No eran los días más propicios para haber comenzado a leer El país de las últimas cosas, de Paul Auster, pero llegué a la novela sin información sobre su argumento, y cuando noté su vinculación con aquella cotidianidad, ya era tarde para abandonarla. Lo que más me atraía de esa distopía era la irrelevancia de las causas; no hay un “INSOC” arrasando adjetivos para despellejar al mundo ni dosis de soma para reducir su percepción. En la novela de Auster no es una maniobra sobre el lenguaje o sobre sus hablantes lo que causa el desvanecimiento, son las cosas mismas las que simplemente desaparecen, hay una suerte de agotamiento que las desvanece.
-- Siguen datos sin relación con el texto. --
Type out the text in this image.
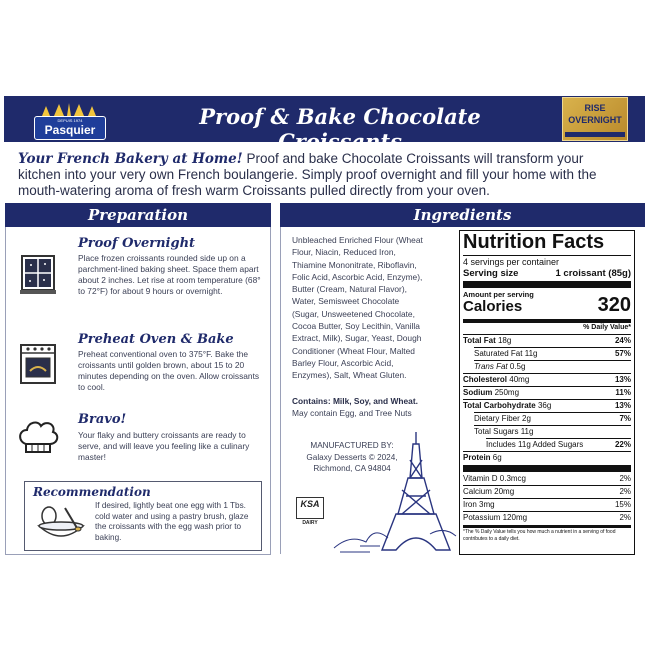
DEPUIS 1974
Pasquier
Proof & Bake Chocolate Croissants
RISE
OVERNIGHT
Your French Bakery at Home! Proof and bake Chocolate Croissants will transform your kitchen into your very own French boulangerie. Simply proof overnight and fill your home with the mouth-watering aroma of fresh warm Croissants pulled directly from your oven.
Preparation	Ingredients
Proof Overnight
Place frozen croissants rounded side up on a parchment-lined baking sheet. Space them apart about 2 inches. Let rise at room temperature (68° to 72°F) for about 9 hours or overnight.
Preheat Oven & Bake
Preheat conventional oven to 375°F. Bake the croissants until golden brown, about 15 to 20 minutes depending on the oven. Allow croissants to cool.
Bravo!
Your flaky and buttery croissants are ready to serve, and will leave you feeling like a culinary master!
Recommendation
If desired, lightly beat one egg with 1 Tbs. cold water and using a pastry brush, glaze the croissants with the egg wash prior to baking.
Unbleached Enriched Flour (Wheat
Flour, Niacin, Reduced Iron,
Thiamine Mononitrate, Riboflavin,
Folic Acid, Ascorbic Acid, Enzyme),
Butter (Cream, Natural Flavor),
Water, Semisweet Chocolate
(Sugar, Unsweetened Chocolate,
Cocoa Butter, Soy Lecithin, Vanilla
Extract, Milk), Sugar, Yeast, Dough
Conditioner (Wheat Flour, Malted
Barley Flour, Ascorbic Acid,
Enzymes), Salt, Wheat Gluten.
Contains: Milk, Soy, and Wheat.
May contain Egg, and Tree Nuts
MANUFACTURED BY:
Galaxy Desserts © 2024,
Richmond, CA 94804
KSA
DAIRY
Nutrition Facts
4 servings per container
Serving size	1 croissant (85g)
Amount per serving
Calories	320
% Daily Value*
Total Fat 18g	24%
Saturated Fat 11g	57%
Trans Fat 0.5g
Cholesterol 40mg	13%
Sodium 250mg	11%
Total Carbohydrate 36g	13%
Dietary Fiber 2g	7%
Total Sugars 11g
Includes 11g Added Sugars	22%
Protein 6g
Vitamin D 0.3mcg	2%
Calcium 20mg	2%
Iron 3mg	15%
Potassium 120mg	2%
*The % Daily Value tells you how much a nutrient in a serving of food contributes to a daily diet.
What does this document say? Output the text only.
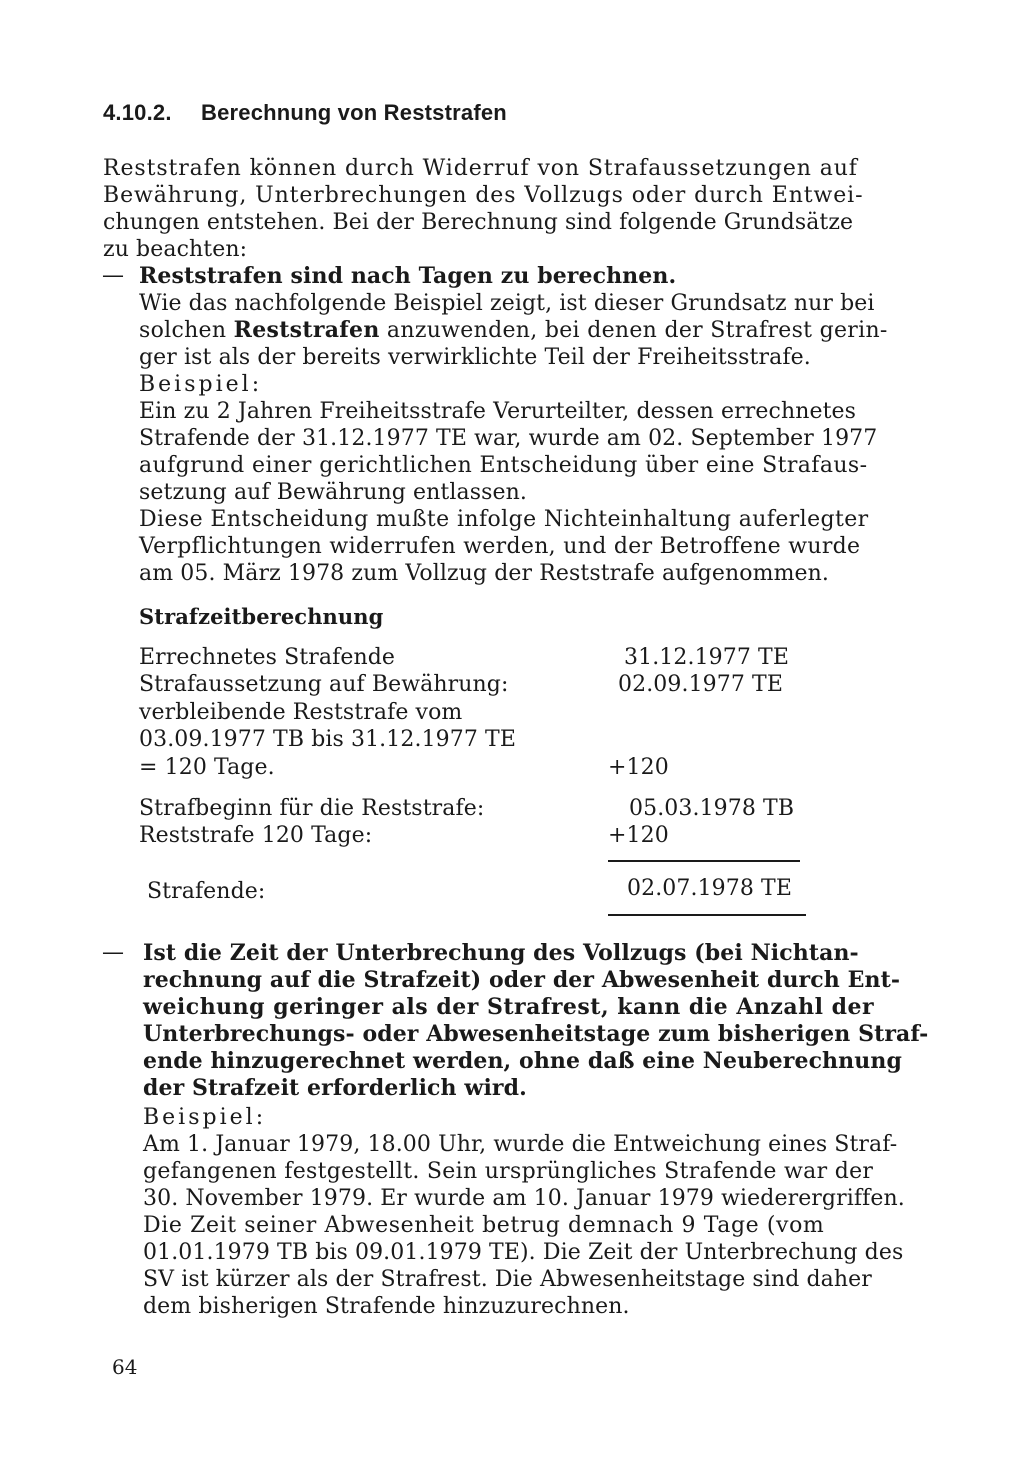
4.10.2. Berechnung von Reststrafen
Reststrafen können durch Widerruf von Strafaussetzungen auf
Bewährung, Unterbrechungen des Vollzugs oder durch Entwei-
chungen entstehen. Bei der Berechnung sind folgende Grundsätze
zu beachten:
— Reststrafen sind nach Tagen zu berechnen.
Wie das nachfolgende Beispiel zeigt, ist dieser Grundsatz nur bei
solchen Reststrafen anzuwenden, bei denen der Strafrest gerin-
ger ist als der bereits verwirklichte Teil der Freiheitsstrafe.
Beispiel:
Ein zu 2 Jahren Freiheitsstrafe Verurteilter, dessen errechnetes
Strafende der 31.12.1977 TE war, wurde am 02. September 1977
aufgrund einer gerichtlichen Entscheidung über eine Strafaus-
setzung auf Bewährung entlassen.
Diese Entscheidung mußte infolge Nichteinhaltung auferlegter
Verpflichtungen widerrufen werden, und der Betroffene wurde
am 05. März 1978 zum Vollzug der Reststrafe aufgenommen.
Strafzeitberechnung
Errechnetes Strafende	31.12.1977 TE
Strafaussetzung auf Bewährung:	02.09.1977 TE
verbleibende Reststrafe vom
03.09.1977 TB bis 31.12.1977 TE
= 120 Tage.	+120
Strafbeginn für die Reststrafe:	05.03.1978 TB
Reststrafe 120 Tage:	+120
Strafende:	02.07.1978 TE
— Ist die Zeit der Unterbrechung des Vollzugs (bei Nichtan-
rechnung auf die Strafzeit) oder der Abwesenheit durch Ent-
weichung geringer als der Strafrest, kann die Anzahl der
Unterbrechungs- oder Abwesenheitstage zum bisherigen Straf-
ende hinzugerechnet werden, ohne daß eine Neuberechnung
der Strafzeit erforderlich wird.
Beispiel:
Am 1. Januar 1979, 18.00 Uhr, wurde die Entweichung eines Straf-
gefangenen festgestellt. Sein ursprüngliches Strafende war der
30. November 1979. Er wurde am 10. Januar 1979 wiederergriffen.
Die Zeit seiner Abwesenheit betrug demnach 9 Tage (vom
01.01.1979 TB bis 09.01.1979 TE). Die Zeit der Unterbrechung des
SV ist kürzer als der Strafrest. Die Abwesenheitstage sind daher
dem bisherigen Strafende hinzuzurechnen.
64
Ahí, viendo a la licuadora Oster-Auster, recordé que en la lógica de El país de las últimas cosas, a la desaparición de las cosas seguía la de las personas que esas cosas convocaban, y finalmente, las palabras que las nombraban. Me percaté de que en ese momento sólo la licuadora Paul y yo teníamos un vínculo activo en aquel pasillo desierto, la ausencia de cosas había acarreado la de gente. Los fines de semana los combativos restaurantes, un parque de atracciones infantiles y algunas actividades recreativas lograban atraer público al ala nueva. Algo de eso se irradiaba a la vieja, pero de lunes a viernes, durante el período 2015-2017, aquella ala antigua del centro comercial Plaza las Américas era un claro semblante del país de las últimas cosas. No fue esa la muerte de Venezuela, que se abrió paso de alguna manera; las inequidades se redistribuyeron de una forma más brutal, pero emergió otra dinámica. Viejas modalidades de tristeza y felicidad atravesaron la crisis y otras nuevas aparecieron. En mi caso particular, un azar fraguó en la oficina de mi esposa una serie de eventos que nos llevaron a otro lugar y me convertí en una ausencia más en el país de las últimas cosas.
Me pregunto cuándo se pronunció mi nombre por última vez.